MedImpact Prescription Drug Claim Form Step 3: In the next four boxes, provide the member's street address, city, state and zip code.
 
MedImpact Prescription Drug Claim Form Step 4: The next section should only be filled out if the patient is not the same as the primary member or cardholder. In the first two boxes, enter the patient's name and date of birth.
 
MedImpact Prescription Drug Claim Form Step 5: Indicate the patient's relationship to the primary member or cardholder with a checkmark.
 
MedImpact Prescription Drug Claim Form Step 6: Enter the patient's street address, city, state and zip code in the next four boxes.
 
MedImpact Prescription Drug Claim Form Step 7: If you have any other coverage, enter its name.
 
MedImpact Prescription Drug Claim Form Step 8: If you have worker's compensation, stop filling out this form and submit your claims to your employer.
 
MedImpact Prescription Drug Claim Form Step 9: The next section requires details about all prescriptions relevant to this claim.

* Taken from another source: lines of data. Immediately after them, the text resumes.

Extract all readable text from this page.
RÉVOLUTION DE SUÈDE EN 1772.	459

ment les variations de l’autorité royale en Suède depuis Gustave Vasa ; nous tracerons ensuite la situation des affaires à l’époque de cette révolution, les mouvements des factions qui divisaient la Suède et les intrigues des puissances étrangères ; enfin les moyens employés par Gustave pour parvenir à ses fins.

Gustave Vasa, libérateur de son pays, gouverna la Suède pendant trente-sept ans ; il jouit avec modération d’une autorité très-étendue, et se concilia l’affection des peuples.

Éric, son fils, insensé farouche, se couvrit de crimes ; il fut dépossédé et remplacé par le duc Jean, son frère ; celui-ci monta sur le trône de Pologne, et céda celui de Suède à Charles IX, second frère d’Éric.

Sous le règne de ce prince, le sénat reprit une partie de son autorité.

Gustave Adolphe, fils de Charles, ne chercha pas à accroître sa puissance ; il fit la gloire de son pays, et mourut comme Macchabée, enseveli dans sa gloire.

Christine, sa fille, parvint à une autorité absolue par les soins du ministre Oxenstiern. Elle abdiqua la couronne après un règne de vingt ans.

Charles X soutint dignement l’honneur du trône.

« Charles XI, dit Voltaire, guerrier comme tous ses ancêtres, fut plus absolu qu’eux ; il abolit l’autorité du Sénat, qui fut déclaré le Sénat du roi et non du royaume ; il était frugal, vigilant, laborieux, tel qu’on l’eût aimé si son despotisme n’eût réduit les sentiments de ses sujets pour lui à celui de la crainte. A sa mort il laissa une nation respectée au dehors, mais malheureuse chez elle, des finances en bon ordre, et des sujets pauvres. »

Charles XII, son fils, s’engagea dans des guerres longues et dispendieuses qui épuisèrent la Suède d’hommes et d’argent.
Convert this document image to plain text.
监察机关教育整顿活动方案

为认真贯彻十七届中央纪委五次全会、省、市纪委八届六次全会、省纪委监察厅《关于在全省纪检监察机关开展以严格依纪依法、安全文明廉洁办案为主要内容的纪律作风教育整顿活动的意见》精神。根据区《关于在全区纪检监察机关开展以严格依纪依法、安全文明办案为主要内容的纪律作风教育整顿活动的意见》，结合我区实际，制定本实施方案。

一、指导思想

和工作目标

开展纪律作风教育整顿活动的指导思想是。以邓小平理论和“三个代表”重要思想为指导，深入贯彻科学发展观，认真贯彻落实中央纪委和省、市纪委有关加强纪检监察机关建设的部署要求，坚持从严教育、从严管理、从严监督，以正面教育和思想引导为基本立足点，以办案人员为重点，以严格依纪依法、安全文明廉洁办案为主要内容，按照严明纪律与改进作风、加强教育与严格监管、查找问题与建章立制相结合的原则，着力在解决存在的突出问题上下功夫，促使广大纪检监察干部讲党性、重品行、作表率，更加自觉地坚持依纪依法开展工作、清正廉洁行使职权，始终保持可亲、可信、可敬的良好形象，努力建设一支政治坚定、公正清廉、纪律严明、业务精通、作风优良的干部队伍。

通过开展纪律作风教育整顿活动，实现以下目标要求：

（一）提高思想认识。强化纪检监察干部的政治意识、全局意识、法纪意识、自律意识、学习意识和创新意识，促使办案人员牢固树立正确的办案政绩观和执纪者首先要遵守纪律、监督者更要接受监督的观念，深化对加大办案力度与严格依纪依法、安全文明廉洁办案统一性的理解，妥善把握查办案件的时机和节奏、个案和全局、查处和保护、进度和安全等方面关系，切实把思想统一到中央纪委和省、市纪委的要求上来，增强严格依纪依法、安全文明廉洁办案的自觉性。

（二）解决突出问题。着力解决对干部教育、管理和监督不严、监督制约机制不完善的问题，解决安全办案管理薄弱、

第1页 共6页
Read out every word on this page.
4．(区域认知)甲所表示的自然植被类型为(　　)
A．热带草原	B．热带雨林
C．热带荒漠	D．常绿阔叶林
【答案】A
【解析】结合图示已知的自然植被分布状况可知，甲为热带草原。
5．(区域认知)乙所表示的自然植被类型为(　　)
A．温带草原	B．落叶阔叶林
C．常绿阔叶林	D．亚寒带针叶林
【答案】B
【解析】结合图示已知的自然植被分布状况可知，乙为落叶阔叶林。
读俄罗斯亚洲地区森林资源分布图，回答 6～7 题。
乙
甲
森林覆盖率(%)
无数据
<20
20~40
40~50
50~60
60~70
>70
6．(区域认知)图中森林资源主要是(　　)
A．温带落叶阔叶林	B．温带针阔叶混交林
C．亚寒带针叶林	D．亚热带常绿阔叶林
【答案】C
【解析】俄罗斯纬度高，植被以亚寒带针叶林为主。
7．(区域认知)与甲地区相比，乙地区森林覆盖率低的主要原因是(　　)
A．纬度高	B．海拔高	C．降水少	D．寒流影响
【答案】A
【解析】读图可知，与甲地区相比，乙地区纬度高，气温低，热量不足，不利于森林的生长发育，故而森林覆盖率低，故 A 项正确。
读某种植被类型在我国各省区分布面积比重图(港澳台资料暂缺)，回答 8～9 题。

You may either complete this section yourself and submit it with supporting prescription labels and receipts or have your pharmacist complete this section. 
 
MedImpact Prescription Drug Claim Form Step 10: The claimant should sign the form where indicated at the top of the first page.
 
MedImpact Prescription Drug Claim Form Step 11: The final section concerns compound prescriptions and can only be completed by a pharmacist.
 
MedImpact Prescription Drug Claim Form Step 12: When submitting this form, it must be accompanied the original prescription label or receipt. Copies are not acceptable. Submit to the claim and prescription labels or receipts to the address at the top of the first page.